Supreme Court rebukes governor on spending control
By Rick Henderson
Carolina Journal News Service
RALEIGH — The N.C. Supreme Court has affirmed the General Assembly’s control over state spending decisions. A new 6-1 ruling rejects the governor’s attempt to bypass lawmakers in determining how federal block grants should be spent.
A 43-page opinion from Justice Sam Ervin IV affirms earlier court rulings upholding state lawmakers’ constitutional power to control money flowing into the state treasury. Justice Anita Earls cast the only dissenting vote.
“[W]e hold that the General Assembly did not overstep its constitutional authority by appropriating the relevant federal block grant money in a manner that differs from the Governor’s preferred method for distributing the funds in question,” Ervin wrote.
The dispute arose in 2017, when the Republican-led General Assembly approved a budget that spent funds from three federal block grant programs in ways that differed from those spelled out in Gov. Roy Cooper’s budget proposal. Cooper vetoed the budget, but lawmakers voted to override the veto.
Cooper went to court, filing one of a series of cases dubbed Cooper v. Berger. He argued that the General Assembly’s actions encroached upon his executive authority. The dispute involved roughly $17 million from a $20 billion General Fund budget.
The governor lost this case at every stage. A trial court judge and a unanimous three-judge panel both affirmed the General Assembly’s power to decide how state money is spent.
“The appropriations clause of the North Carolina State Constitution provides that ‘[n]o money shall be drawn from the State treasury but in consequence of appropriations made by law, and an accurate account of the receipts and expenditures of State funds shall be published annually,'” Ervin wrote. “In light of this constitutional provision, ‘[t]he power of the purse is the exclusive prerogative of the General Assembly,’ with the origin of the appropriations clause dating back to the time that the original state constitution was ratified in 1776.”
“In drafting the appropriations clause, the framers sought to ensure that the people, through their elected representatives in the General Assembly, had full and exclusive control over the allocation of the state’s expenditures,” he added.
“As a result, the appropriations clause ‘states in language no man can misunderstand that the legislative power is supreme over the public purse.’”
Ervin rejects each of Cooper’s arguments attempting to distinguish federal block grants from other state funds controlled by the state budget process.
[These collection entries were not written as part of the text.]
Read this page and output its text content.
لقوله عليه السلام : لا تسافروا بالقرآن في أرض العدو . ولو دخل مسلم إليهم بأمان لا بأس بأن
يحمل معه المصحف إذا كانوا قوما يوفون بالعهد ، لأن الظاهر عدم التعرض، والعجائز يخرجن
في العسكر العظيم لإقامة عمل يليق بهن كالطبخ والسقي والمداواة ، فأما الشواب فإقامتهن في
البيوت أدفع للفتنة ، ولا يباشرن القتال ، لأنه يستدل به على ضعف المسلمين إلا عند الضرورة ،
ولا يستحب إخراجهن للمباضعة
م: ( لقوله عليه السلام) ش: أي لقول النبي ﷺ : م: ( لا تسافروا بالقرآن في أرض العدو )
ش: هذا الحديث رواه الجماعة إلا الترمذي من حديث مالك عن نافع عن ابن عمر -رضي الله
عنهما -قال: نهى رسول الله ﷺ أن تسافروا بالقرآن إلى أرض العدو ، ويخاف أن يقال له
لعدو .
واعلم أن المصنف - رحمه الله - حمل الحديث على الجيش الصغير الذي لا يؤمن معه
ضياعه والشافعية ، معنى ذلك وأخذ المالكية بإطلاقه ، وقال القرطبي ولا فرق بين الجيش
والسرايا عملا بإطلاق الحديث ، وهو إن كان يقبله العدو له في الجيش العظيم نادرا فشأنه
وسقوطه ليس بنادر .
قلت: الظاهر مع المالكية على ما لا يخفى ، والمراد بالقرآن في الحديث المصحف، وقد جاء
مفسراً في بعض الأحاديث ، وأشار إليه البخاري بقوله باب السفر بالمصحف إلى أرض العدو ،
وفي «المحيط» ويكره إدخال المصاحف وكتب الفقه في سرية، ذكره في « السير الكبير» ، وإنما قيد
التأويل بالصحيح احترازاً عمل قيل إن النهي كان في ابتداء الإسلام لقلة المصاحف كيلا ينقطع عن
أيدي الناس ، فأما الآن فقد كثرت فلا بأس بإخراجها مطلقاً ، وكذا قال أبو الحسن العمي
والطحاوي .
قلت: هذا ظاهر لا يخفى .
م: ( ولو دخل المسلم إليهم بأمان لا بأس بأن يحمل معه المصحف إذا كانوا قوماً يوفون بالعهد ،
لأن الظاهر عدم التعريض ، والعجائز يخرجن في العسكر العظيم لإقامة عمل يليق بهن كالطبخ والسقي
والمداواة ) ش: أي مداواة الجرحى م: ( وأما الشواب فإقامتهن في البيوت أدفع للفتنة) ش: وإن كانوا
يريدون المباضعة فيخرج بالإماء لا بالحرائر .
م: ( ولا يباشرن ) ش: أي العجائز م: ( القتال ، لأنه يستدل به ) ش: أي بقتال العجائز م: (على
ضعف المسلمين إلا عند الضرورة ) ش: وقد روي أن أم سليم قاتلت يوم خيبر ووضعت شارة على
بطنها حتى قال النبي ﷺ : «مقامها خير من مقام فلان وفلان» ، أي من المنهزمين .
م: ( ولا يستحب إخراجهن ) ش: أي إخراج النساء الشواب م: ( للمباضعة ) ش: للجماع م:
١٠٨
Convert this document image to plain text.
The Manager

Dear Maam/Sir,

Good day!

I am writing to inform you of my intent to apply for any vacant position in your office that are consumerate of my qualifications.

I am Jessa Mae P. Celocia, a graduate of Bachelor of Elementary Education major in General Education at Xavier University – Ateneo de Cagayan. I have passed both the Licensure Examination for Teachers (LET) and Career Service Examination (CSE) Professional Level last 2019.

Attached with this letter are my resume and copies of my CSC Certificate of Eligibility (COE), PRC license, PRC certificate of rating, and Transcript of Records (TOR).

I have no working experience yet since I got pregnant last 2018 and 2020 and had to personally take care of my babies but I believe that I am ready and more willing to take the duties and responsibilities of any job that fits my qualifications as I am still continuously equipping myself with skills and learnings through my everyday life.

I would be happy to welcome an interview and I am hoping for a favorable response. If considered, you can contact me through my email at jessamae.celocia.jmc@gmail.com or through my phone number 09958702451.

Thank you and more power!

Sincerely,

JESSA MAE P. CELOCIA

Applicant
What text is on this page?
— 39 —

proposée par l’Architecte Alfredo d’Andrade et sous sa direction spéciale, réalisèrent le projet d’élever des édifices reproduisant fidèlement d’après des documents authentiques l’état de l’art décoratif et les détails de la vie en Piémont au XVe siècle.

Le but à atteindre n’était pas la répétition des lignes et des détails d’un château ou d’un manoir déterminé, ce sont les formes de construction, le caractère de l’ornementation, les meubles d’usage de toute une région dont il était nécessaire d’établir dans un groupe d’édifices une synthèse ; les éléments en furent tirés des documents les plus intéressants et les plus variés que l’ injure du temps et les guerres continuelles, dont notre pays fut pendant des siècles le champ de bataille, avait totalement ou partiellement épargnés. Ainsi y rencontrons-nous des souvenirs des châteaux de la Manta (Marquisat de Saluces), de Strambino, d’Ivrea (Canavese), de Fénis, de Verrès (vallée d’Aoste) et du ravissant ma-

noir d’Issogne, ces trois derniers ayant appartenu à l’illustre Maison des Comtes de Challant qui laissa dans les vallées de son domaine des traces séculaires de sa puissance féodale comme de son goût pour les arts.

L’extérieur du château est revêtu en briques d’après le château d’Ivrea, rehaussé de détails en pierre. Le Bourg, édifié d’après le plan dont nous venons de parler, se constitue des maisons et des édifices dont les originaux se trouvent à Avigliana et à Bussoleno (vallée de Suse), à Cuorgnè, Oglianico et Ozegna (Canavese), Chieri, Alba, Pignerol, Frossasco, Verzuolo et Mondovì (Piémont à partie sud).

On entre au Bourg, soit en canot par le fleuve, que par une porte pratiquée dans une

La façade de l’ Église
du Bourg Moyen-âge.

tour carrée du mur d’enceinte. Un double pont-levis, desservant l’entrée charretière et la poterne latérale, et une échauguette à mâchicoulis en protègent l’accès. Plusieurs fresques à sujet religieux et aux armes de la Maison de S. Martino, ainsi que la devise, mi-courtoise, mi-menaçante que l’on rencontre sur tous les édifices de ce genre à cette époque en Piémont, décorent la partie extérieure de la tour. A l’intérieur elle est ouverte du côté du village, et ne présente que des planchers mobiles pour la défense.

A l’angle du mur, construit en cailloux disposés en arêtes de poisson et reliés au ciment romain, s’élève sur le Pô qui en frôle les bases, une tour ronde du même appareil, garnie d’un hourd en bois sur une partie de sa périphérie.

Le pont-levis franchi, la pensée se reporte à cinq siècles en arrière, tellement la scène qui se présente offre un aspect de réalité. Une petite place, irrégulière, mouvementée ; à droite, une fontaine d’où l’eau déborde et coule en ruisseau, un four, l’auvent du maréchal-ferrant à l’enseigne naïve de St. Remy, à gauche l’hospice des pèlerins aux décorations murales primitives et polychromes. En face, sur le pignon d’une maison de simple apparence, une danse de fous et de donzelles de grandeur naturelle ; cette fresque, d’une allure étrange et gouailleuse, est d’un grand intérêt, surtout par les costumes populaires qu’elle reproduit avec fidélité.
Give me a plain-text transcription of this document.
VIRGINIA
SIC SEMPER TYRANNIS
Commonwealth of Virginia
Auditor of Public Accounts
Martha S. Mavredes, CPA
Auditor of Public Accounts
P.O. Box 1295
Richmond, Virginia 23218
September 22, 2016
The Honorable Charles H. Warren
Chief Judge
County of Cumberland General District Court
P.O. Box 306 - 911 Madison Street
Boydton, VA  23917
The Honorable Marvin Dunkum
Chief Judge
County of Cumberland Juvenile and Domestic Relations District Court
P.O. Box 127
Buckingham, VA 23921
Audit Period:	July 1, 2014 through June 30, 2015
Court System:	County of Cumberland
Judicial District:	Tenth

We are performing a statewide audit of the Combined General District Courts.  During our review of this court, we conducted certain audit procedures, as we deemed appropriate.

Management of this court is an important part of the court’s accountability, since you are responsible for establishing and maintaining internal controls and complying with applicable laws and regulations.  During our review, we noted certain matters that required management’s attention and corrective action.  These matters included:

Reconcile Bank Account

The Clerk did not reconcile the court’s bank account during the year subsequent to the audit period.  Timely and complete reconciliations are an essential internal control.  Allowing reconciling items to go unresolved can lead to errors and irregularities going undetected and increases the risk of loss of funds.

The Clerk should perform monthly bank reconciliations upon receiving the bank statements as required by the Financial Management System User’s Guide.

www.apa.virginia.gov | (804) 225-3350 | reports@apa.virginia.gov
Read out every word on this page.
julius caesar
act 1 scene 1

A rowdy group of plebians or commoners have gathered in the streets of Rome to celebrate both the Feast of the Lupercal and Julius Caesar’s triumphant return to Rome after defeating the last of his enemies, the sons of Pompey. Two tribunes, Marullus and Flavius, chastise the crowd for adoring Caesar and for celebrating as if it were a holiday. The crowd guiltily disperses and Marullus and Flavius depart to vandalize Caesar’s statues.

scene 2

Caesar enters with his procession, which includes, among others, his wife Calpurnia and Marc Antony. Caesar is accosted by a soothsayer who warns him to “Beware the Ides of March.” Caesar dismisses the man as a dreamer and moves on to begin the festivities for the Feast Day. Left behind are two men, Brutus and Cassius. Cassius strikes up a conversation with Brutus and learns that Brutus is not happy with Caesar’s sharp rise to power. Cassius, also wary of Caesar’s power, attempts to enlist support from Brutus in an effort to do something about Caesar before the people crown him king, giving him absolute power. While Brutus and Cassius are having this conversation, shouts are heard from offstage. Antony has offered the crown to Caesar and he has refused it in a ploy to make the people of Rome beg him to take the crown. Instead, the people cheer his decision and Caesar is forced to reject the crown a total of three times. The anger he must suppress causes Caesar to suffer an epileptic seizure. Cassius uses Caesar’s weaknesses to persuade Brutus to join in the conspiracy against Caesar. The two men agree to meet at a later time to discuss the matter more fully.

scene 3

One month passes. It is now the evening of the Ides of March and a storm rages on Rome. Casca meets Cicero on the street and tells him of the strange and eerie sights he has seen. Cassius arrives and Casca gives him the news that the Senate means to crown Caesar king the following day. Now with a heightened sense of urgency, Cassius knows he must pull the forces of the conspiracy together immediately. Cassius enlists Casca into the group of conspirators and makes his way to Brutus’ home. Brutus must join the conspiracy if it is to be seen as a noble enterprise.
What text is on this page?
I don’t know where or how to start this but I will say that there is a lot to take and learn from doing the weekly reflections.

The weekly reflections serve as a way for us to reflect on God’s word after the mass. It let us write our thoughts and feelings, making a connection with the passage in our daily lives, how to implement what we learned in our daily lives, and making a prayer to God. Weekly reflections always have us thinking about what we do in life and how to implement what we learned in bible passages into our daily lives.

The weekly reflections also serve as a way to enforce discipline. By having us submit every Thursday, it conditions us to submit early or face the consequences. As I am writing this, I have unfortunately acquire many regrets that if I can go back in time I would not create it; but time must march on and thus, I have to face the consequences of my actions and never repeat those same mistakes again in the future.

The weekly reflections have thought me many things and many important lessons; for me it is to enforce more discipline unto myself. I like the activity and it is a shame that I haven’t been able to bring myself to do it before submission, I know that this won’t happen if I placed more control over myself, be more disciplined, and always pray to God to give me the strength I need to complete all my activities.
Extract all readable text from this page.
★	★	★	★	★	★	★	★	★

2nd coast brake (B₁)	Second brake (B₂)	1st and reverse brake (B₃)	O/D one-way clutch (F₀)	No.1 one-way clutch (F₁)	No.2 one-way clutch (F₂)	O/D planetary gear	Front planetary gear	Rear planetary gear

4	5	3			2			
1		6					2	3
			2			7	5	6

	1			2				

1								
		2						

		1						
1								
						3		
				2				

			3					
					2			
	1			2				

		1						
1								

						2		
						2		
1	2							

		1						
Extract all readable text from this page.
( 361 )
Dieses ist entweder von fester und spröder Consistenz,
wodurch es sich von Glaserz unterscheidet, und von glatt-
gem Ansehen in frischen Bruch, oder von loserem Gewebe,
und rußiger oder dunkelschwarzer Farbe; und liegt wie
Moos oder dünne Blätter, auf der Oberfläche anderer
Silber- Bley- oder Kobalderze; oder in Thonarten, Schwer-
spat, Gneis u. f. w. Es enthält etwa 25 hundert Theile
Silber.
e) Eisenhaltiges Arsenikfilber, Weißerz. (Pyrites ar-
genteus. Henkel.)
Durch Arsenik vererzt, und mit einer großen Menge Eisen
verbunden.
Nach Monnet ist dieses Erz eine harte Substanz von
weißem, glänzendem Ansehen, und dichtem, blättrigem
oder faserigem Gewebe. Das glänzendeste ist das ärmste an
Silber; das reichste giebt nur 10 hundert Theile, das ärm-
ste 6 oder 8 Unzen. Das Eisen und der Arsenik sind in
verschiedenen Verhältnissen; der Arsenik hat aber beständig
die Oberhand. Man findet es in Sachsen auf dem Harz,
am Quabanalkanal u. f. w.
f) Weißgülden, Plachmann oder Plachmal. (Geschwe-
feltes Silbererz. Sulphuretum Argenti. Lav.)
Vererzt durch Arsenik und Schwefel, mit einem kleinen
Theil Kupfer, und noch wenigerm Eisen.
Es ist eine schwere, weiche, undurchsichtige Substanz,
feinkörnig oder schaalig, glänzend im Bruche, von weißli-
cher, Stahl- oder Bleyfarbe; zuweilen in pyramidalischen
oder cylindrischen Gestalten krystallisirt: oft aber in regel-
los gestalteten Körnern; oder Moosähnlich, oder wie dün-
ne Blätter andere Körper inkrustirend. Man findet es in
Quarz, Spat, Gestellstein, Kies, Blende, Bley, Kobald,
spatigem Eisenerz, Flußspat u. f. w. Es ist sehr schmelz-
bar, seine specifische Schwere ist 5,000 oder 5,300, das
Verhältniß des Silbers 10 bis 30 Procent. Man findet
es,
“After a careful review of the relevant legal authorities, we have been unable to find any provision of the North Carolina State Constitution that creates a category of money that might possibly include the federal block grant monies that lies outside the State treasury or the General Assembly’s appropriation authority,” he writes. “The General Assembly enacted the state budget embodied in Session Law 2017-57 in accordance with N.C. Const. art.III, §5, as it was required to do so.
“In enacting the annual State budget, the General Assembly was fully entitled to disagree with the recommendations relating to the manner in which the funds derived from the relevant federal block grant programs should be spent set out in the Governor’s recommended budget given that ‘the legislature has no duty to adopt [the budget] as recommended,’” he added.
Earls sided with the governor. “The particular federal block grants at issue in this case are appropriately subject to the discretion of the executive,” she wrote in her solo dissent. “In reaching the opposite conclusion, the majority ignores our precedent defining the extent of executive authority in the face of delegated authority from our state and federal legislatures, misinterprets our prior case law regarding the limits on legislative authority, and ignores the guidance of other courts who have faced this same issue.”
“While doing so, the majority permits the legislature to upset settled expectations between this state and the federal government about how the block grant programs will be used and threatens the independence of the separate branches of government in this state,” Earls concluded.
Sen. Warren Daniel, R-Burke, who co-chairs the Senate Judiciary Committee, responded to the ruling. “The N.C. Supreme Court’s well-reasoned decision in this matter was firmly grounded in the text of the Constitution and years of precedent,” Daniel said in a news release.
Daniel noted Attorney General Josh Stein’s friend-of-the-court brief supporting Cooper. “It’s unfortunate that Attorney General Stein valued expansion of executive power over the rule of law,” Daniel said. “Most first-year law students could look at the plain text of the Constitution and previous rulings from the Supreme Court and conclude that the Attorney General’s preferred outcome would be a grave violation of basic legal principles. The law, not politics, should come first in our state’s top law enforcement office.”